Rencana serangan disusun sebagai berikut : Pasukan penggempur pertama ditugaskan Batalyon Manap Lubis menggempur benteng musuh yang berada di sekitar setasiun kereta api Lubuk Pakam. Kemudian meloloskan diri ke bagian Barat untuk selanjutnya bergerak ke Kampung Kuala Bali dekat Bangun Purba.

Serangan kedua dipimpin oleh Mayor Bedjo. Tugas pokoknya menggempur Lubuk Pakam ke dalam kota, langsung meloloskan diri dari jurusan Selatan, Kemudian menggempur pertahanan musuh yang ada di jembatan Sungai Ular.

Serangan-serangan pasukan Republik ini ke dalam kota terjadi pertempuran seru. Pihak Belanda lebih kacau lagi karena dalam penyerbuan ini pasukan kita melakukan bumi hagus, menyebabkan Belanda mengundurkan diri dari Lubuk Pakam, Pasukan Republik berhasil menduduki Lubuk Pakam selama 16 jam.
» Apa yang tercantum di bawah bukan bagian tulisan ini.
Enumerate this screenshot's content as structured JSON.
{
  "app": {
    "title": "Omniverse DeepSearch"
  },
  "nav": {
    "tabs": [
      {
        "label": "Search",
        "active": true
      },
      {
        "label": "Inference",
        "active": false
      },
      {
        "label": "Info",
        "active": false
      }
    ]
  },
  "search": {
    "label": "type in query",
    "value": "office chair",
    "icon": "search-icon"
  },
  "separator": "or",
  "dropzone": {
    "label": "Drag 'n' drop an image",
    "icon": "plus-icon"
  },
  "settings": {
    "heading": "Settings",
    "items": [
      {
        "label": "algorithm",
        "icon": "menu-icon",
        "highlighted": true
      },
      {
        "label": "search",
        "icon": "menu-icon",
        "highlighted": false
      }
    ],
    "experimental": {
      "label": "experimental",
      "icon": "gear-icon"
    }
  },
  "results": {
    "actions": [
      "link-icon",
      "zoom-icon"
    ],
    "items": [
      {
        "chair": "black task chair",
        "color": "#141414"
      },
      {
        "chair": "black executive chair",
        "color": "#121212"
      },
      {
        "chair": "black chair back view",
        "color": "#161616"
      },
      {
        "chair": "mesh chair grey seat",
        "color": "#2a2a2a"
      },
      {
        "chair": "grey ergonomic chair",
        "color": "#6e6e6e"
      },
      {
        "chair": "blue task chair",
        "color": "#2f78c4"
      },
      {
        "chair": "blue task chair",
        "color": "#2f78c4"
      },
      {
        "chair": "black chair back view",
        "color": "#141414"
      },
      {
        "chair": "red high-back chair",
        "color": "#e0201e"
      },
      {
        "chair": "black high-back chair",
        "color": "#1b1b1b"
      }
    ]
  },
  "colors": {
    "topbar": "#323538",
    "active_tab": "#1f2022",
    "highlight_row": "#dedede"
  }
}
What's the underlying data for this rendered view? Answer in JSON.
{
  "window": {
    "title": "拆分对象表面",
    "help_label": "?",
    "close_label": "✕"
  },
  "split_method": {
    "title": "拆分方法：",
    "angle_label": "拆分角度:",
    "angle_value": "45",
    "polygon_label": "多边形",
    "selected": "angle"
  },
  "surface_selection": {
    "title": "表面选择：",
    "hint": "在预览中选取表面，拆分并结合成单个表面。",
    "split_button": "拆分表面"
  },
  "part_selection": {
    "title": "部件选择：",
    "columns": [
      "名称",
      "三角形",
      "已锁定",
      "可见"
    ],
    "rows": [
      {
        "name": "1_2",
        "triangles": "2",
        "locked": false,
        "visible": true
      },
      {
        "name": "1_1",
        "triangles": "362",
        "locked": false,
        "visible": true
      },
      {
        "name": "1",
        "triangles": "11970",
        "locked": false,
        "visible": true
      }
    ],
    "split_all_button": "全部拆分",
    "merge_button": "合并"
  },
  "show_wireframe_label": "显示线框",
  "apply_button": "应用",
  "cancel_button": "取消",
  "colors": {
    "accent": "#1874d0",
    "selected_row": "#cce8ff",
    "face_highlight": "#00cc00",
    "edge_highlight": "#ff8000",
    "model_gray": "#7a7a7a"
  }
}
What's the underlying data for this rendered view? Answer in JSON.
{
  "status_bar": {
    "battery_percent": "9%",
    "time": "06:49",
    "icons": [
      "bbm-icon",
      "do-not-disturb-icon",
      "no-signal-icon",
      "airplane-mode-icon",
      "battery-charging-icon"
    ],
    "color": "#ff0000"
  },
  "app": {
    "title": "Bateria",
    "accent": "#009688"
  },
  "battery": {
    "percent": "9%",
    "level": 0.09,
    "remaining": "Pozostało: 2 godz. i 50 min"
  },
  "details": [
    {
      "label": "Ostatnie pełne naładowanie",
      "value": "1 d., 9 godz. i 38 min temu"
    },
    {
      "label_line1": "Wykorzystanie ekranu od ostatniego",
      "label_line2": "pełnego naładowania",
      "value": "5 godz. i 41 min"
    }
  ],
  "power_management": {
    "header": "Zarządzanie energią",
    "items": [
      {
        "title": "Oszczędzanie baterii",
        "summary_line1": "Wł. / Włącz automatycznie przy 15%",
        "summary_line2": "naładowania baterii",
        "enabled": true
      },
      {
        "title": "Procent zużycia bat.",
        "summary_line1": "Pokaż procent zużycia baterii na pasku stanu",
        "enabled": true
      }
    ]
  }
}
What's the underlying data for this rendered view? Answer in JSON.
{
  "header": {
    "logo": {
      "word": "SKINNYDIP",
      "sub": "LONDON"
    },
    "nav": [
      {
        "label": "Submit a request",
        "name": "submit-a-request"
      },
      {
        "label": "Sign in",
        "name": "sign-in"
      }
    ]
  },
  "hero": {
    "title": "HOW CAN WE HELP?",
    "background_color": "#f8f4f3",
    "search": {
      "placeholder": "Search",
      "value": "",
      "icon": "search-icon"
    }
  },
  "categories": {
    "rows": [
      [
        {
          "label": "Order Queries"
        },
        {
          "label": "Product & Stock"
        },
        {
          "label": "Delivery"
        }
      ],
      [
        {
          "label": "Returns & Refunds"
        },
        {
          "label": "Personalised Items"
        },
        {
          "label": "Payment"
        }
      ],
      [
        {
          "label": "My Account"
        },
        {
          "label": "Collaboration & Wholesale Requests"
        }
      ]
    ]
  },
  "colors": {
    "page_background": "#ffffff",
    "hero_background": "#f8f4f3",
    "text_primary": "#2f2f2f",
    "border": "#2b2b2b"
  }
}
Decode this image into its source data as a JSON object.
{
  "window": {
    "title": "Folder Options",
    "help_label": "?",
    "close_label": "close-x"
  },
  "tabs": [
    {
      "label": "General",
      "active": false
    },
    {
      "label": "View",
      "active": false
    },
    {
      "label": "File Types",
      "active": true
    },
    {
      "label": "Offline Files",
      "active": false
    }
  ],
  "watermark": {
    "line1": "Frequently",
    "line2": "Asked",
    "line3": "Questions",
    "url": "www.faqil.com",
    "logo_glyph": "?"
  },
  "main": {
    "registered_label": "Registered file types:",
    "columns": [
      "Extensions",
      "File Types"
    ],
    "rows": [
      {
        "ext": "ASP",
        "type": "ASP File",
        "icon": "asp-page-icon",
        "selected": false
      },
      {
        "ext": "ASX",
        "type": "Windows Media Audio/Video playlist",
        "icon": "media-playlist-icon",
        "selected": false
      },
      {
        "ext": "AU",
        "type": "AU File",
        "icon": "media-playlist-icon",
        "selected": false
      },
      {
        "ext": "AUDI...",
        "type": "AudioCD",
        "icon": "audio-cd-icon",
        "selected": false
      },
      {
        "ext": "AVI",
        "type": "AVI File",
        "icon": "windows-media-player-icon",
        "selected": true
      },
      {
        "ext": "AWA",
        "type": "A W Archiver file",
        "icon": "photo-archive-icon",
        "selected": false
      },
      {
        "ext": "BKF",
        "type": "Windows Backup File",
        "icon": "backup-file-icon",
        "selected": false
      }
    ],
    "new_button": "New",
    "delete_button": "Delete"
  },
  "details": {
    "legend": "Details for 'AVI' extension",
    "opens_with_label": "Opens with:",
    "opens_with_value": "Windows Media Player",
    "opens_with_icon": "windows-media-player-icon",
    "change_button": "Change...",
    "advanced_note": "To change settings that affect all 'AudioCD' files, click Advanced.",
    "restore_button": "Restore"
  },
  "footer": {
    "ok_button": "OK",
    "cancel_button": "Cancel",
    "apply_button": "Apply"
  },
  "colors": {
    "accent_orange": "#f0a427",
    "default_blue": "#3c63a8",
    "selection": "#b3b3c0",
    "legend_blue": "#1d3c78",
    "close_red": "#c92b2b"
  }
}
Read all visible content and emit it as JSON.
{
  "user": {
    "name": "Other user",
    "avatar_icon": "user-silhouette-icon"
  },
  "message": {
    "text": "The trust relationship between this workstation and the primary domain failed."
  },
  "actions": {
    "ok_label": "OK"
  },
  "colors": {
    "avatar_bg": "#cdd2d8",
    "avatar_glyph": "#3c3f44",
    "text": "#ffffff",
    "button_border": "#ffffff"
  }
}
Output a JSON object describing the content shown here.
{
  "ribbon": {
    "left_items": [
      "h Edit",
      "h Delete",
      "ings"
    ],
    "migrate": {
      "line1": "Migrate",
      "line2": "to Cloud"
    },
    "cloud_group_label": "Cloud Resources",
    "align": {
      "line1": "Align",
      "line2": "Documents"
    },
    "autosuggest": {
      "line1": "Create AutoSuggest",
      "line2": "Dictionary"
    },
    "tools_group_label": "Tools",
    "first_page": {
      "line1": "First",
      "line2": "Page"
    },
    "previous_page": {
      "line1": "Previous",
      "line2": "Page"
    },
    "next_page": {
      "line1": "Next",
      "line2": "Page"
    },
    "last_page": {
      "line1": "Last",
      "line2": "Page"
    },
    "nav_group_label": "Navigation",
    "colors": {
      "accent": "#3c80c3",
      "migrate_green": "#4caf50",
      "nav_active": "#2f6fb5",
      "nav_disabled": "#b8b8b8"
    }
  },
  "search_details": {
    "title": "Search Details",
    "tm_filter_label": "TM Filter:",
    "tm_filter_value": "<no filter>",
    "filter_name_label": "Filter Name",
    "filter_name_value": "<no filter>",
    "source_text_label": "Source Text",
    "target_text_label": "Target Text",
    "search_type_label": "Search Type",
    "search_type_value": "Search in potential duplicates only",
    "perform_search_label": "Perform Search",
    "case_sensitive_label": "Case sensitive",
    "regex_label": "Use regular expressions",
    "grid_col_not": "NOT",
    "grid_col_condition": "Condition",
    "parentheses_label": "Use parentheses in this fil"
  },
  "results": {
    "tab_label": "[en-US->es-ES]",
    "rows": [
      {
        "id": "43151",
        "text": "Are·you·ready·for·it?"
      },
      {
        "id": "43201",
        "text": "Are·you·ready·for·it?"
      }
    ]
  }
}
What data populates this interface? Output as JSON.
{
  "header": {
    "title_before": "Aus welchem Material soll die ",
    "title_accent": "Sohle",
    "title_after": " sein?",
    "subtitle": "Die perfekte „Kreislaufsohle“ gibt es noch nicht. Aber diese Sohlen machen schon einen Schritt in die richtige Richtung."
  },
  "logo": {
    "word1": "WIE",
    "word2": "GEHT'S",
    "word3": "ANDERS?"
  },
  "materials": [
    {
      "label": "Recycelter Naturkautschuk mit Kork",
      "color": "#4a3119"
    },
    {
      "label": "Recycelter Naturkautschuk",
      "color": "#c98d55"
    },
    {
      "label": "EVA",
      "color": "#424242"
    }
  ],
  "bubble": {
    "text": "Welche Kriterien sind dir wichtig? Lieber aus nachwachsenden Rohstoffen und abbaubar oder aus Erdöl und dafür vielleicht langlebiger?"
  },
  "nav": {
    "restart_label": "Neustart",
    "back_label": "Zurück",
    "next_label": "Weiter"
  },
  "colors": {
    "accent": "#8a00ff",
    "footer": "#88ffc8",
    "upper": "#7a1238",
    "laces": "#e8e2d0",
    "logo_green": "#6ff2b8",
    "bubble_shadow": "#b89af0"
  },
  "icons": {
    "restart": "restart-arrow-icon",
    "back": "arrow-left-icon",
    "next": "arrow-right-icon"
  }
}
Sempat juga menguburkan dua orang pejuang yang gugur dalam pertempuran itu. Kemudian Belanda menyerang lagi Lubuk Pakam pasukan Republik seluruhnya meninggalkan Lubuk Pakam.

Demikianlah sekelumit kisah pasukan Republik menerobos “lingkaran maut” berhasil merebut Lubuk Pakam selama 16 jam, kemudian melepaskan diri dari kepungan maut.

Pasukan Belanda dengan kekuatan penuh menyerang lagi Lubuk Pakam dengan pasukan yang datang dari arah Medan dan dari arah Perbaungan. Pasukan Republik itu kemudian bertempur lagi merebut Tebing Tinggi.

Selama tiga hari wartawati Belanda itu merekam mengenai fakta-fakta pertempuran di Lubuk Pakam dan Sungai Ular itu, direncanakan akan disiarkan oleh televisi mereka dalam 5 episode.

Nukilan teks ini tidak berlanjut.